I am very sorry, but I need to talk about the Baby Boomers.
Trust me, I know that Americans are tired of hearing about the 73 million or so Baby Boomers. I know this is true because I am a Boomer and I’m tired of hearing about us. As a 66-year-old gravity challenged male with asthma, it seems like every time I turn on the television there is an advertisement about some medication that I may or may not need — soon.
Then there is the coronavirus pandemic and that pushy #BoomerRemover trend in social media. However, it’s certainly true that millions of Boomers fall into multiple COVID-19 risk categories.
This brings me to a sobering think piece that ran the other day in the New York Times by former ABC News religion correspondent Peggy Wehmeyer, whose byline will be familiar to many GetReligion readers.
On one level, this was a piece about Thanksgiving. But it also points forward into the entire holiday season, underlining many of the painful choices facing Baby Boomer grandparents, their children and, yes, their grandchildren. Here’s the double-decker headline:
‘Gram, Are You Sad?’ This Year, We’re Spending the Holidays Alone
None of our grandchildren will be at our table for Thanksgiving or Christmas. But the pandemic winter still leaves room for the imagination.
Yes, there are valid news stories hiding in this piece and some of them are linked both to religious rites and to family traditions that, for millions, are linked to religious seasons. For starters, what will happen to Midnight Mass? In my own tradition, Eastern Orthodoxy, what happens to those glorious meals breaking the Nativity Fast?
Wehmeyer turned to the fiction of C.S. Lewis for a powerful image for what is ahead and what millions of people will be feeling in the weeks ahead. Emotions will really be running high during the Christian season of Christmas, which begins on Dec. 25th and runs for 12 days.
As Covid-19 cases in my city climb to record levels and county officials warn the vulnerable among us to shelter in place, I feel as if I’m living in the cursed kingdom of Narnia, in C.S. Lewis’s children’s fantasy “The Lion, the Witch and the Wardrobe.” In Narnia, it’s “always winter and never Christmas.”
Like Americans everywhere, my family and friends have begun planning for the holidays. Some will ignore the Covid curse in our midst and gather anyway. My husband and I are battening down for a long winter.
When my 3-year-old granddaughter recently came over to play, I blocked the door she usually enters into the house. “Sorry, Eliza,” I said, stooping to her eye level, “we have to play outside from now on.”
She looked stunned.
“Why, Gram?” she said. “Are there germs in there?”
That isn’t a memory that will warm the hearts of millions of Baby Boomers or their families.
As Wehmeyer puts it:
“Is this my grandchildren’s world now?

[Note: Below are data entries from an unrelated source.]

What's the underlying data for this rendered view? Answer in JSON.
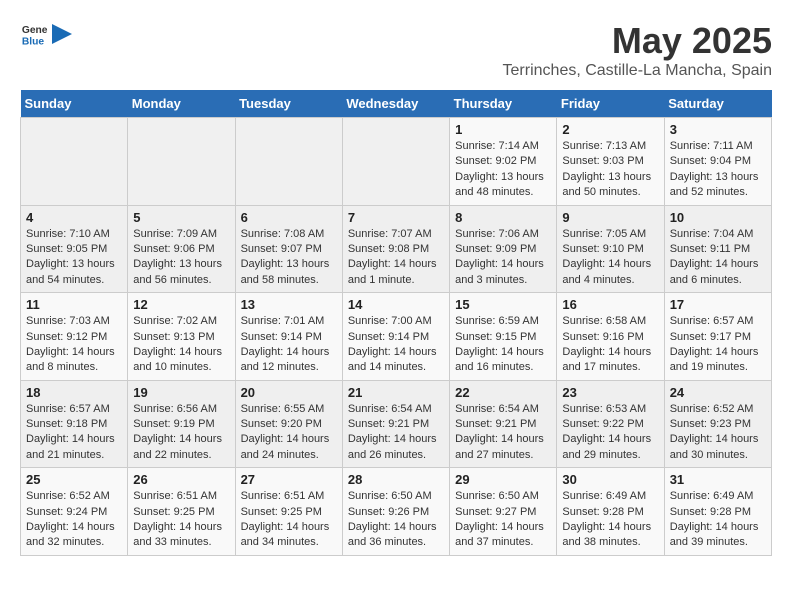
{
  "logo": {
    "text_general": "General",
    "text_blue": "Blue"
  },
  "title": {
    "month": "May 2025",
    "location": "Terrinches, Castille-La Mancha, Spain"
  },
  "days_of_week": [
    "Sunday",
    "Monday",
    "Tuesday",
    "Wednesday",
    "Thursday",
    "Friday",
    "Saturday"
  ],
  "weeks": [
    [
      {
        "day": "",
        "empty": true
      },
      {
        "day": "",
        "empty": true
      },
      {
        "day": "",
        "empty": true
      },
      {
        "day": "",
        "empty": true
      },
      {
        "day": "1",
        "sunrise": "7:14 AM",
        "sunset": "9:02 PM",
        "daylight": "13 hours and 48 minutes."
      },
      {
        "day": "2",
        "sunrise": "7:13 AM",
        "sunset": "9:03 PM",
        "daylight": "13 hours and 50 minutes."
      },
      {
        "day": "3",
        "sunrise": "7:11 AM",
        "sunset": "9:04 PM",
        "daylight": "13 hours and 52 minutes."
      }
    ],
    [
      {
        "day": "4",
        "sunrise": "7:10 AM",
        "sunset": "9:05 PM",
        "daylight": "13 hours and 54 minutes."
      },
      {
        "day": "5",
        "sunrise": "7:09 AM",
        "sunset": "9:06 PM",
        "daylight": "13 hours and 56 minutes."
      },
      {
        "day": "6",
        "sunrise": "7:08 AM",
        "sunset": "9:07 PM",
        "daylight": "13 hours and 58 minutes."
      },
      {
        "day": "7",
        "sunrise": "7:07 AM",
        "sunset": "9:08 PM",
        "daylight": "14 hours and 1 minute."
      },
      {
        "day": "8",
        "sunrise": "7:06 AM",
        "sunset": "9:09 PM",
        "daylight": "14 hours and 3 minutes."
      },
      {
        "day": "9",
        "sunrise": "7:05 AM",
        "sunset": "9:10 PM",
        "daylight": "14 hours and 4 minutes."
      },
      {
        "day": "10",
        "sunrise": "7:04 AM",
        "sunset": "9:11 PM",
        "daylight": "14 hours and 6 minutes."
      }
    ],
    [
      {
        "day": "11",
        "sunrise": "7:03 AM",
        "sunset": "9:12 PM",
        "daylight": "14 hours and 8 minutes."
      },
      {
        "day": "12",
        "sunrise": "7:02 AM",
        "sunset": "9:13 PM",
        "daylight": "14 hours and 10 minutes."
      },
      {
        "day": "13",
        "sunrise": "7:01 AM",
        "sunset": "9:14 PM",
        "daylight": "14 hours and 12 minutes."
      },
      {
        "day": "14",
        "sunrise": "7:00 AM",
        "sunset": "9:14 PM",
        "daylight": "14 hours and 14 minutes."
      },
      {
        "day": "15",
        "sunrise": "6:59 AM",
        "sunset": "9:15 PM",
        "daylight": "14 hours and 16 minutes."
      },
      {
        "day": "16",
        "sunrise": "6:58 AM",
        "sunset": "9:16 PM",
        "daylight": "14 hours and 17 minutes."
      },
      {
        "day": "17",
        "sunrise": "6:57 AM",
        "sunset": "9:17 PM",
        "daylight": "14 hours and 19 minutes."
      }
    ],
    [
      {
        "day": "18",
        "sunrise": "6:57 AM",
        "sunset": "9:18 PM",
        "daylight": "14 hours and 21 minutes."
      },
      {
        "day": "19",
        "sunrise": "6:56 AM",
        "sunset": "9:19 PM",
        "daylight": "14 hours and 22 minutes."
      },
      {
        "day": "20",
        "sunrise": "6:55 AM",
        "sunset": "9:20 PM",
        "daylight": "14 hours and 24 minutes."
      },
      {
        "day": "21",
        "sunrise": "6:54 AM",
        "sunset": "9:21 PM",
        "daylight": "14 hours and 26 minutes."
      },
      {
        "day": "22",
        "sunrise": "6:54 AM",
        "sunset": "9:21 PM",
        "daylight": "14 hours and 27 minutes."
      },
      {
        "day": "23",
        "sunrise": "6:53 AM",
        "sunset": "9:22 PM",
        "daylight": "14 hours and 29 minutes."
      },
      {
        "day": "24",
        "sunrise": "6:52 AM",
        "sunset": "9:23 PM",
        "daylight": "14 hours and 30 minutes."
      }
    ],
    [
      {
        "day": "25",
        "sunrise": "6:52 AM",
        "sunset": "9:24 PM",
        "daylight": "14 hours and 32 minutes."
      },
      {
        "day": "26",
        "sunrise": "6:51 AM",
        "sunset": "9:25 PM",
        "daylight": "14 hours and 33 minutes."
      },
      {
        "day": "27",
        "sunrise": "6:51 AM",
        "sunset": "9:25 PM",
        "daylight": "14 hours and 34 minutes."
      },
      {
        "day": "28",
        "sunrise": "6:50 AM",
        "sunset": "9:26 PM",
        "daylight": "14 hours and 36 minutes."
      },
      {
        "day": "29",
        "sunrise": "6:50 AM",
        "sunset": "9:27 PM",
        "daylight": "14 hours and 37 minutes."
      },
      {
        "day": "30",
        "sunrise": "6:49 AM",
        "sunset": "9:28 PM",
        "daylight": "14 hours and 38 minutes."
      },
      {
        "day": "31",
        "sunrise": "6:49 AM",
        "sunset": "9:28 PM",
        "daylight": "14 hours and 39 minutes."
      }
    ]
  ]
}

A place where even their grandparents’ home isn’t safe? Will they look back at holiday photos and wonder why Gram and Pops weren’t there?”
Now, what’s the solution, if there is one? Many a story will be written about this — dividing America into those two familiar campus: (1) People who do everything they can to follow the rules and (b) people who ignore the rules.
Is there any potential for life in the middle, some way to honor the CDC guidelines while celebrating as much Christmas and Hanukkah as possible?
What do government authorities say, at the local, state and national levels? What do religious authorities say, including those in traditions that — hello SCOTUS — can’t do sacramental worship on Zoom?
What is possible? What is safe? Can grandparents enlarge their lockdown pods if the adults have been tested and everyone else is symptom free? How big a risk is that? Families will discuss all of this, leading to now familiar debates. Wehmeyer nails that:
Even when it worked, when small pods of us had our groceries delivered and worked from home, the waltzing in and out of one another’s bubbles created stress. When does a leak require a confession?
“Your nanny goes to the college with the Covid outbreak?”
“Are you wiping down your groceries, Mom?”
“Your husband is meeting clients in person?”
Someone tumbles out of the bubble, and suddenly, icy walls separate family members. You’re in and then you’re out.
When will it end?
As Wehmeyer notes, the Narnia tales offer a metaphor for the ultimate theological truth that is hiding here, focusing on an answer that is larger than a vaccine.
This brings us back to Narnia and sacrifices.
When Eliza’s old enough, I’ll tell her how the curse in the magical land of Narnia was eventually broken.
Aslan did it. Eliza’s seen his portrait hanging in my library. Aslan is the powerful lion C.S. Lewis created to fight the curse and make the world safe again.
The Narnia allegory sprang from Lewis’s own childhood struggles with loneliness and despair. Lewis credited his faith with restoring his hope. Aslan is the Christ figure in the chronicles.
While we’re waiting for a vaccine to reach us and end the Covid curse cast on our land, I’ll take shelter from the cold of winter by writing daily in the gratitude journal I started in March during the first lockdown. And I’ll hold onto the hope my own faith provides that even if there’s no Christmas this year, there will be an end to this long winter.
Read it all. It’s poignant and even painful.
But, because of the size and social role of this particular army of grandparents, there are important news stories hiding in this piece, as well.